Depuis la grève dans l’hôpital public survenu en 2019, les revendications du personnel soignant n’ont pas changé : effectifs supplémentaires, augmentation des salaires et arrêt des fermetures de lits et de services. En réaction aux propos du ministre de la Santé Aurélien Rousseau, qui a assuré que le système de santé français était robuste et préparé pour affronter l’épisode caniculaire du moment, Christophe Prudhomme, médecin urgentiste en Seine-Saint-Denis et conseiller régional LFI, porte-parole de l’AMUF, s’alarme et dresse un portrait sombre de la situation en pointant du doigt les pouvoirs publics.
Votre dernière chronique dans l’Humanité dresse un bilan négatif du gouvernement sur l’hôpital et les urgences depuis le mouvement de grève de 2019. Pourquoi les revendications principales n’ont pas été entendues ?

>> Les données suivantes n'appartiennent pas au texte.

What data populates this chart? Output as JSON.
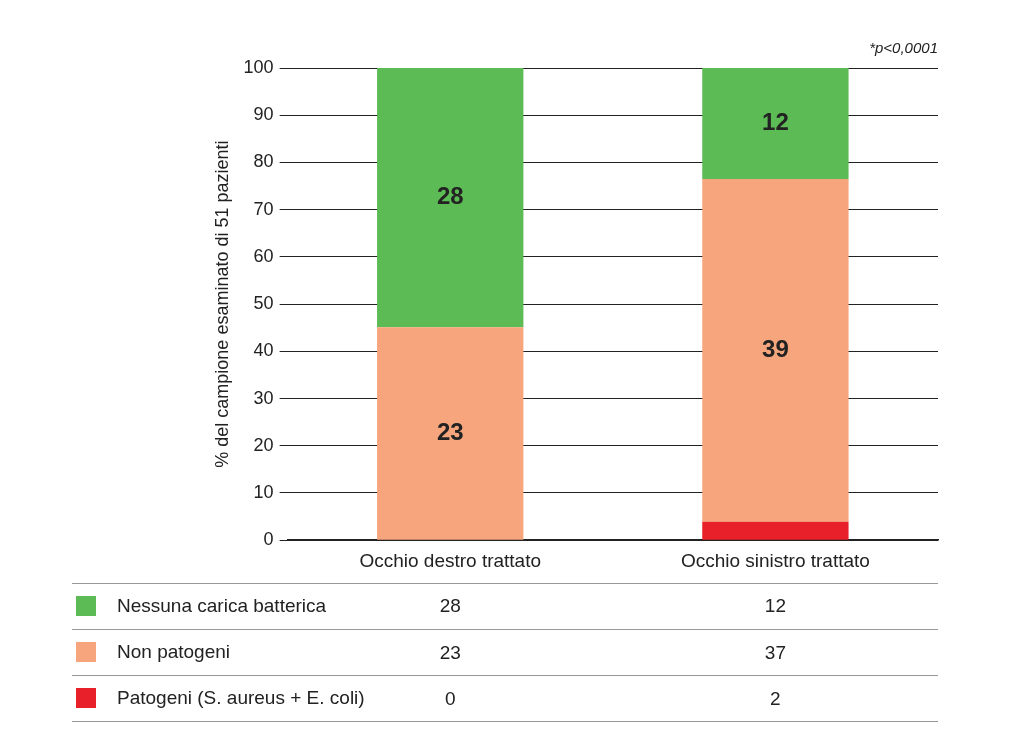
{
  "chart_data": [
    {
      "type": "bar",
      "stacked": true,
      "ylabel": "% del campione esaminato di 51 pazienti",
      "categories": [
        "Occhio destro trattato",
        "Occhio sinistro trattato"
      ],
      "series": [
        {
          "name": "Patogeni (S. aureus + E. coli)",
          "color": "#e8202a",
          "values": [
            0,
            3.9
          ]
        },
        {
          "name": "Non patogeni",
          "color": "#f6a57c",
          "values": [
            45.1,
            72.6
          ]
        },
        {
          "name": "Nessuna carica batterica",
          "color": "#5dbb55",
          "values": [
            54.9,
            23.5
          ]
        }
      ],
      "ylim": [
        0,
        100
      ],
      "yticks": [
        0,
        10,
        20,
        30,
        40,
        50,
        60,
        70,
        80,
        90,
        100
      ],
      "grid": "y",
      "legend": "bottom",
      "annotations": [
        "*p<0,0001",
        "28",
        "23",
        "12",
        "39"
      ]
    },
    {
      "type": "other",
      "annotations": [
        "28",
        "12",
        "23",
        "37",
        "0",
        "2"
      ]
    }
  ]
}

Christophe Prudhomme : Aujourd’hui, ce n’est pas le ministre de la Santé qui décide mais Bercy. C’est Bruno Le Maire qui a déjà fait des annonces sur les économies à faire dans le cadre du projet de loi de financement de la Sécurité sociale. Attention, la logique n’est pas une diminution globale des dépenses de santé, mais une diminution des dépenses prises en charge par la Sécurité sociale. On est face à des ultralibéraux qui n’osent pas dire qu’ils chérissent le modèle américain où la santé devient un service comme un autre. On suit la même pente que les États-Unis. En termes de dépenses, on est à 12 % du PIB destiné au système de santé alors qu’eux sont à 18 %, ce qui n’est pas pour eux un problème économique puisque c’est un gros business. Les résultats en termes de santé publique sont catastrophiques pour les plus pauvres. Emmanuel Macron ne fait plus confiance à l’administration puisqu’il sollicite les cabinets de consultants pour faire son travail. Depuis la fin de la Seconde guerre mondiale, deux secteurs d’activité mobilisent essentiellement des fonds publics : l’éducation et la santé. Pour ces gens-là, ce sont des secteurs qui doivent largement basculer vers le secteur marchand parce que c’est une source de revenu potentiel très intéressante pour les investisseurs.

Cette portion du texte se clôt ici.